Strength in Chicago soybeans and good demand is moving canola futures back toward the contract highs hit in September.
Canola is pushing upside chart limits and modest corrections are likely going forward, but the fundamentals remain supportive and "the trend is up until further notice," said analyst Mike Jubinville of MarketsFarm Pro.
While activity in the Chicago Board of Trade soybean market remains a key driver for canola, "the demand for canola, in and of itself, has also been quite powerful," Jubinville added. "We are now in a demand-pull environment, whereas typically we are supply-push - where growers are just pushing supply into the marketplace. “
He added that a demand-driven market is a situation "that has not emerged, not just in canola but for grains and oilseed markets in general, for almost a decade."
The unique situation "is providing lift across the spectrum . . .amazingly in the midst of harvest.”

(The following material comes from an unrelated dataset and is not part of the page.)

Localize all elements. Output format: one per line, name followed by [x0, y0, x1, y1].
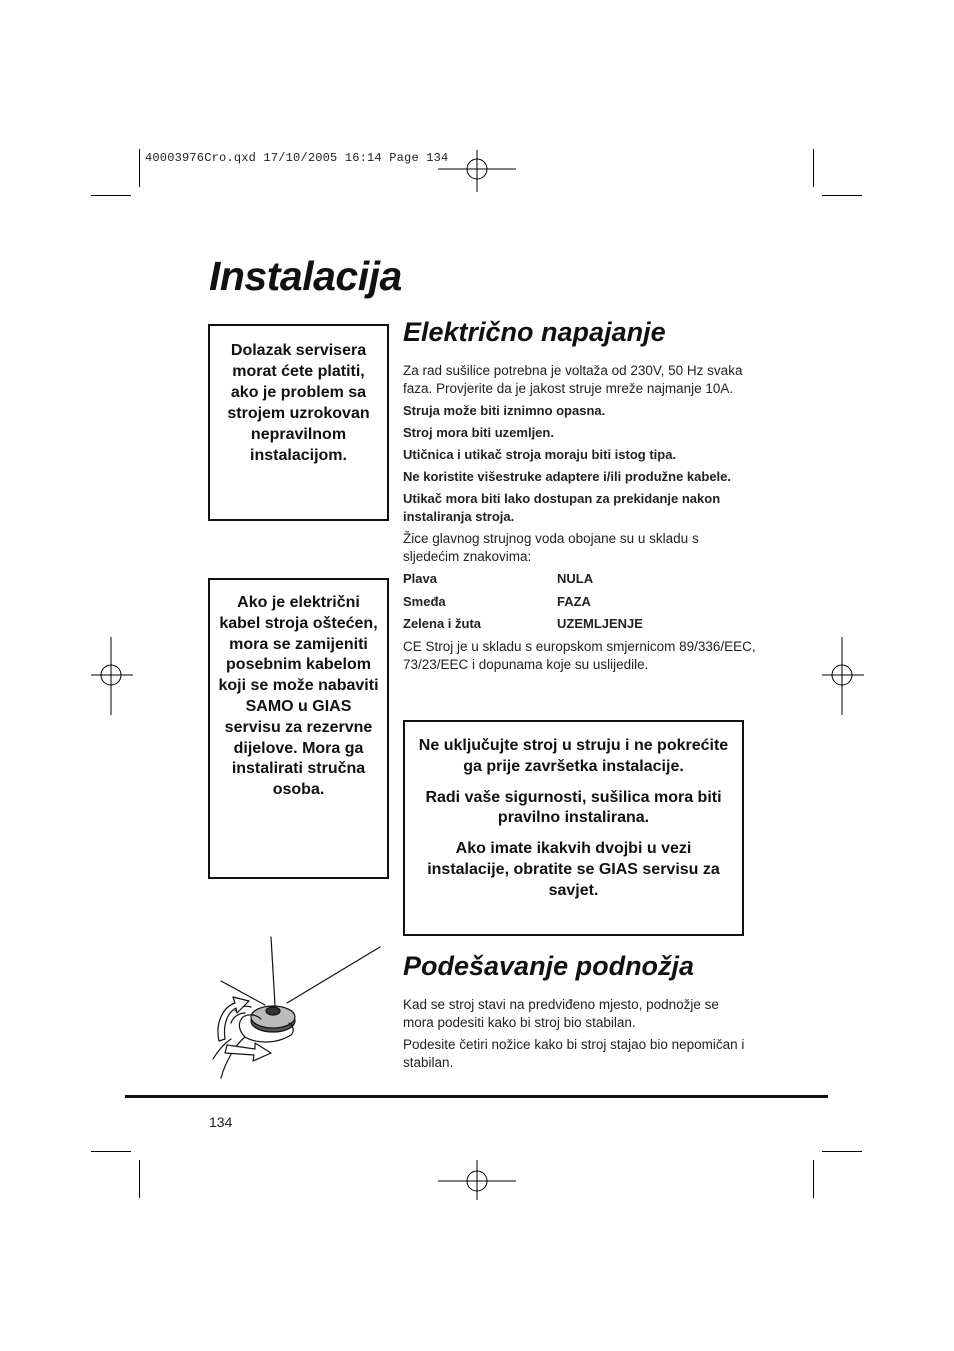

From a chart standpoint, long-term resistance is close in the $535 to $540/tonne area. The November contract traded as high as $533.30 on Sept. 21 and settled at $525.40 on Oct. 7. Breaking above resistance will take support from outside vegetable oil markets, such as palm oil and soyoil, Jubinville said.
Such a move is possible, he said, as canola is still cheap compared to other oilseeds.
"It's not overvalued relative to competing products."